Daniel's World

  • 8.1 10
  • 2015
  • 73min
Daniel's World
  • Original Title: Danielův svět

Daniel is a young man. Daniel is a student and a writer. Daniel is also a pedophile. He is in love and keeps no secret about his sexual orientation; not even from the parents of his beloved boy. Daniel has never hurt any child. The film introduces the rises and falls of people living with pedophilia.

Daniel's World
Awards
AWARDS: Audience Award. Jihlava International Documentary Film Festival/ Special Mention. Budapest International Documentary Festival
OFFICIAL SELECTION: IDFA/ Berlinale International Film Festival/ International Film Festival Karlovy Vary
 

Daniel's world, filming the last taboo

In his 1912 novel, Death in Venice, Thomas Mann tells the close contemplation that the character of Gustav Von Aschenbach, a prominent German writer, has about a teenager named Tazio during his vacation trip in Venice. Mann’s book became one of the most beautiful and delicate apologies to pedophilia, the condition that an adult has to be attracted to children of the same or different sex.

Also a writer as the character of Von Aschenbach, Daniel, a young and friendly Czech writer, stars in Daniel’s World The Daily Life of a self-conscious pedophile. Under the direction of Veronika Liscova, the documentary sets out to strip the last taboo of contemporary Western society at the dawn of the 21st century, away from the subtle immersion that Tomas Mann hilarates with his prodigious pen in the context of the beginning of last century.

At the beginning of the film, Daniel has a stark dialogue with his psychiatrist, in which he justifies coping with his sexual orientation through abstinence, an act of conscious sacrifice to sublimate a politically incorrect natural attraction. From here, the conversation as a cinematic resource in the film is used in the narrative to transcend the function of information delivery and to act as a tense device in which physical satisfaction and rational ethics walk together on a tight rope.

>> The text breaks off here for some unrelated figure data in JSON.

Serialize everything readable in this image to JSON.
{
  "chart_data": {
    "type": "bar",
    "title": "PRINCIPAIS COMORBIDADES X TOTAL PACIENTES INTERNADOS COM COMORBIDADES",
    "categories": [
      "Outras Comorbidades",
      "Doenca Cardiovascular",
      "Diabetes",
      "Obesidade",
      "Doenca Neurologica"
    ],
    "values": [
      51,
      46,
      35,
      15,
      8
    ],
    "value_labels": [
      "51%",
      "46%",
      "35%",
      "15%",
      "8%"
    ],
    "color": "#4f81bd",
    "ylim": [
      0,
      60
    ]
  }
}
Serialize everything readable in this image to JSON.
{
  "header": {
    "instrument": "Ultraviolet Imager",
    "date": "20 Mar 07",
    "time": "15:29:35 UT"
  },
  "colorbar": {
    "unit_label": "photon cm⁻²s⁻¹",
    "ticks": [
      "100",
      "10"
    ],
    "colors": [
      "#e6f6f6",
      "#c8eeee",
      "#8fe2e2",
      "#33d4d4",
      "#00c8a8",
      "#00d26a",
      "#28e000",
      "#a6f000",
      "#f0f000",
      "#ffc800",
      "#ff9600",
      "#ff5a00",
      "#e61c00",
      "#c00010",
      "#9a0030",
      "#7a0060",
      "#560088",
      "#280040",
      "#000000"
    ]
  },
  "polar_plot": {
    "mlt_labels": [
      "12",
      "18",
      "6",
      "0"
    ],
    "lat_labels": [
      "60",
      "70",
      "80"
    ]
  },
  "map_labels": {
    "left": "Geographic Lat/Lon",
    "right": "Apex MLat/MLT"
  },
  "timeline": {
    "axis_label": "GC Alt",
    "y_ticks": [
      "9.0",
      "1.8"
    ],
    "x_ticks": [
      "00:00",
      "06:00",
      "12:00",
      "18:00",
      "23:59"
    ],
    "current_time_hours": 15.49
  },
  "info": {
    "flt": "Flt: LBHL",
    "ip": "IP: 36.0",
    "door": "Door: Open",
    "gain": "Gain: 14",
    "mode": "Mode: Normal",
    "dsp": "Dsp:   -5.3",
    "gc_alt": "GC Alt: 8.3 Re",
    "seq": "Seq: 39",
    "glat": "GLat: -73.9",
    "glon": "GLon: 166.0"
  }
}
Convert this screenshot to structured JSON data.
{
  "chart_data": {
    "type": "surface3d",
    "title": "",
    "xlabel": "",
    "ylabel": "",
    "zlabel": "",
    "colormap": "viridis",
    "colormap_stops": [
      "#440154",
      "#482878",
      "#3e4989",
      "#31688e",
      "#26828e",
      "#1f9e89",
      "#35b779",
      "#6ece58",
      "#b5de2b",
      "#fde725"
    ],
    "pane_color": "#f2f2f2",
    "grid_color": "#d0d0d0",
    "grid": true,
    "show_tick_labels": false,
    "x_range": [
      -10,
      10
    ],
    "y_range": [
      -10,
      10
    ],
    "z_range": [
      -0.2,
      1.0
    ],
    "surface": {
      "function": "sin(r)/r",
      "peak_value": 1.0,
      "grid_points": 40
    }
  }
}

A strange meeting of anonymous pedophiles, an interview Daniel has in order to belong to a support group for sexual minorities, and the challenge of raising flags for the recognition of pedophilia in a march of LGBTI groups are some of the situations in the film. Daniel leads each of them armed only with his own words in his struggle to obtain the understanding and the recognition of a society that is prepared to banish him.

The film doesn't show any kind of sexual provocation and it evokes with its worldliness and lightness the powerful solitude established in the spaces inhabited by Daniel in his world of irremediable and elusive love.